I want to recommend a great article in the most recent National Genealogical Society Quarterly 98 (2010):15-30. Written by Melinde Lutz Sanborn, it is entitled "Zipporah In Her Own Right: An African in Early Boston." In early Boston, children of slaves were not born into slavery but were free. Naturally, that changed soon enough, but for several individuals, including this Zipporah, she was a free person of color living in 17th century Boston.
The article intrigued me for several reasons. Zipporah's parents were owned by Robert Keayne, an ancestral great-uncle by marriage of mine. Also, another of my ancestors, Smith Woodward, was on a jury that oversaw a case involving Zipporah. Lastly, Melinde footnoted me and my discussion of the term Spinster, since Zipporah was called a spinster in Boston land records.

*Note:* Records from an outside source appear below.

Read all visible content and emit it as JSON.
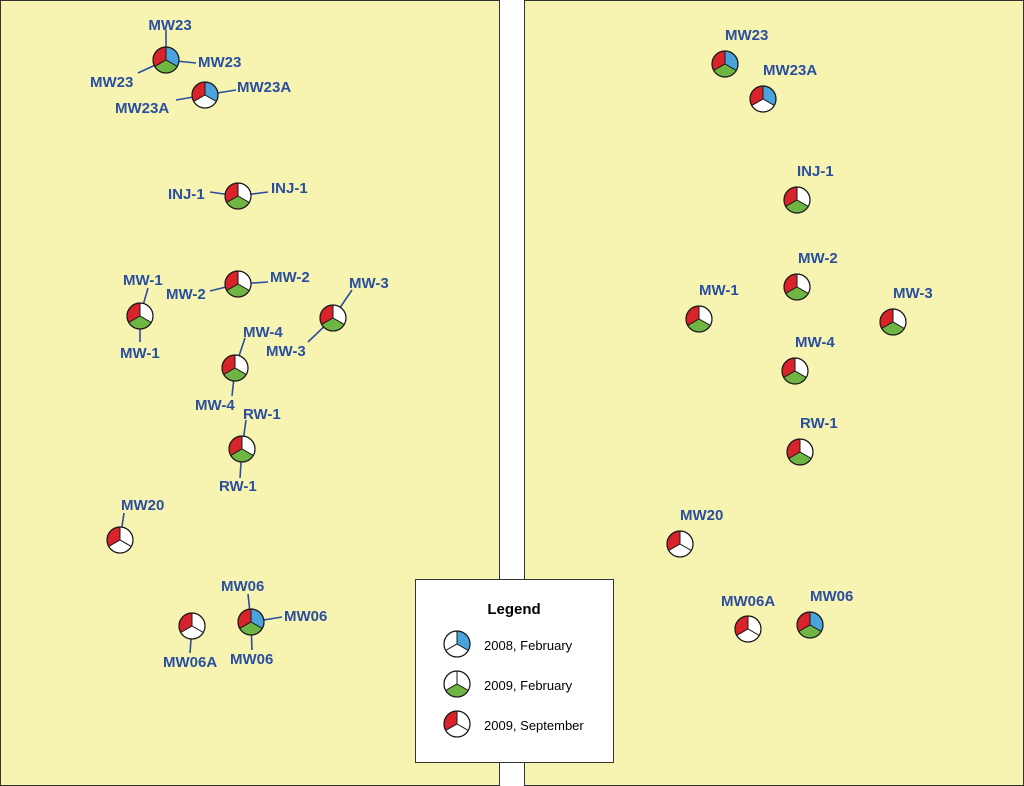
{
  "colors": {
    "panel_fill": "#f7f3b1",
    "border": "#333333",
    "label": "#2a4fa0",
    "leader": "#2a4fa0",
    "red": "#d8232a",
    "green": "#6fb544",
    "blue": "#4aa3dc",
    "white": "#ffffff"
  },
  "legend": {
    "title": "Legend",
    "entries": [
      {
        "label": "2008, February",
        "symbol": [
          "w",
          "b",
          "w"
        ]
      },
      {
        "label": "2009, February",
        "symbol": [
          "w",
          "w",
          "g"
        ]
      },
      {
        "label": "2009, September",
        "symbol": [
          "r",
          "w",
          "w"
        ]
      }
    ]
  },
  "left_map": {
    "labels": [
      {
        "id": "ll1",
        "text": "MW23"
      },
      {
        "id": "ll2",
        "text": "MW23"
      },
      {
        "id": "ll3",
        "text": "MW23"
      },
      {
        "id": "ll4",
        "text": "MW23A"
      },
      {
        "id": "ll5",
        "text": "MW23A"
      },
      {
        "id": "ll6",
        "text": "INJ-1"
      },
      {
        "id": "ll7",
        "text": "INJ-1"
      },
      {
        "id": "ll8",
        "text": "MW-2"
      },
      {
        "id": "ll9",
        "text": "MW-2"
      },
      {
        "id": "ll10",
        "text": "MW-1"
      },
      {
        "id": "ll11",
        "text": "MW-1"
      },
      {
        "id": "ll12",
        "text": "MW-3"
      },
      {
        "id": "ll13",
        "text": "MW-3"
      },
      {
        "id": "ll14",
        "text": "MW-4"
      },
      {
        "id": "ll15",
        "text": "MW-4"
      },
      {
        "id": "ll16",
        "text": "RW-1"
      },
      {
        "id": "ll17",
        "text": "RW-1"
      },
      {
        "id": "ll18",
        "text": "MW20"
      },
      {
        "id": "ll19",
        "text": "MW06"
      },
      {
        "id": "ll20",
        "text": "MW06"
      },
      {
        "id": "ll21",
        "text": "MW06"
      },
      {
        "id": "ll22",
        "text": "MW06A"
      }
    ]
  },
  "right_map": {
    "labels": [
      {
        "id": "rl1",
        "text": "MW23"
      },
      {
        "id": "rl2",
        "text": "MW23A"
      },
      {
        "id": "rl3",
        "text": "INJ-1"
      },
      {
        "id": "rl4",
        "text": "MW-2"
      },
      {
        "id": "rl5",
        "text": "MW-1"
      },
      {
        "id": "rl6",
        "text": "MW-3"
      },
      {
        "id": "rl7",
        "text": "MW-4"
      },
      {
        "id": "rl8",
        "text": "RW-1"
      },
      {
        "id": "rl9",
        "text": "MW20"
      },
      {
        "id": "rl10",
        "text": "MW06A"
      },
      {
        "id": "rl11",
        "text": "MW06"
      }
    ]
  },
  "wells": [
    {
      "map": "left",
      "name": "MW23",
      "sectors": [
        "r",
        "b",
        "g"
      ]
    },
    {
      "map": "left",
      "name": "MW23A",
      "sectors": [
        "r",
        "b",
        "w"
      ]
    },
    {
      "map": "left",
      "name": "INJ-1",
      "sectors": [
        "r",
        "w",
        "g"
      ]
    },
    {
      "map": "left",
      "name": "MW-2",
      "sectors": [
        "r",
        "w",
        "g"
      ]
    },
    {
      "map": "left",
      "name": "MW-1",
      "sectors": [
        "r",
        "w",
        "g"
      ]
    },
    {
      "map": "left",
      "name": "MW-3",
      "sectors": [
        "r",
        "w",
        "g"
      ]
    },
    {
      "map": "left",
      "name": "MW-4",
      "sectors": [
        "r",
        "w",
        "g"
      ]
    },
    {
      "map": "left",
      "name": "RW-1",
      "sectors": [
        "r",
        "w",
        "g"
      ]
    },
    {
      "map": "left",
      "name": "MW20",
      "sectors": [
        "r",
        "w",
        "w"
      ]
    },
    {
      "map": "left",
      "name": "MW06",
      "sectors": [
        "r",
        "b",
        "g"
      ]
    },
    {
      "map": "left",
      "name": "MW06A",
      "sectors": [
        "r",
        "w",
        "w"
      ]
    },
    {
      "map": "right",
      "name": "MW23",
      "sectors": [
        "r",
        "b",
        "g"
      ]
    },
    {
      "map": "right",
      "name": "MW23A",
      "sectors": [
        "r",
        "b",
        "w"
      ]
    },
    {
      "map": "right",
      "name": "INJ-1",
      "sectors": [
        "r",
        "w",
        "g"
      ]
    },
    {
      "map": "right",
      "name": "MW-2",
      "sectors": [
        "r",
        "w",
        "g"
      ]
    },
    {
      "map": "right",
      "name": "MW-1",
      "sectors": [
        "r",
        "w",
        "g"
      ]
    },
    {
      "map": "right",
      "name": "MW-3",
      "sectors": [
        "r",
        "w",
        "g"
      ]
    },
    {
      "map": "right",
      "name": "MW-4",
      "sectors": [
        "r",
        "w",
        "g"
      ]
    },
    {
      "map": "right",
      "name": "RW-1",
      "sectors": [
        "r",
        "w",
        "g"
      ]
    },
    {
      "map": "right",
      "name": "MW20",
      "sectors": [
        "r",
        "w",
        "w"
      ]
    },
    {
      "map": "right",
      "name": "MW06A",
      "sectors": [
        "r",
        "w",
        "w"
      ]
    },
    {
      "map": "right",
      "name": "MW06",
      "sectors": [
        "r",
        "b",
        "g"
      ]
    }
  ]
}
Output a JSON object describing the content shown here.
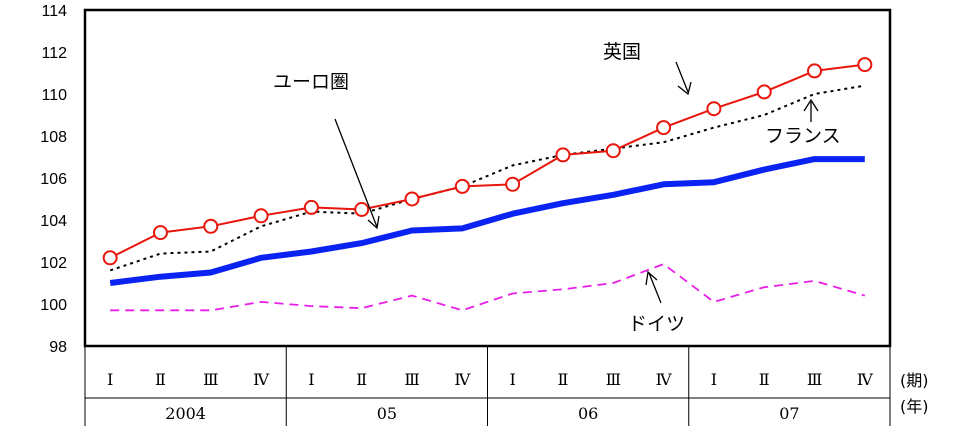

Lastly, I was having a discussion with a reader, who happens to be a graduate student in history on the ongoing disparity genealogy receives from academic historians. Well, any historian who does a social history of Boston needs to read this article. If not, that historian will not have done her or his homework. So, will they find it? Will this important article get indexed in America, History and Life? I'll certainly index it in my next edition of New Englanders of the 1600s. Genealogists are writing really top-notch scholarly articles and historians need to start noticing.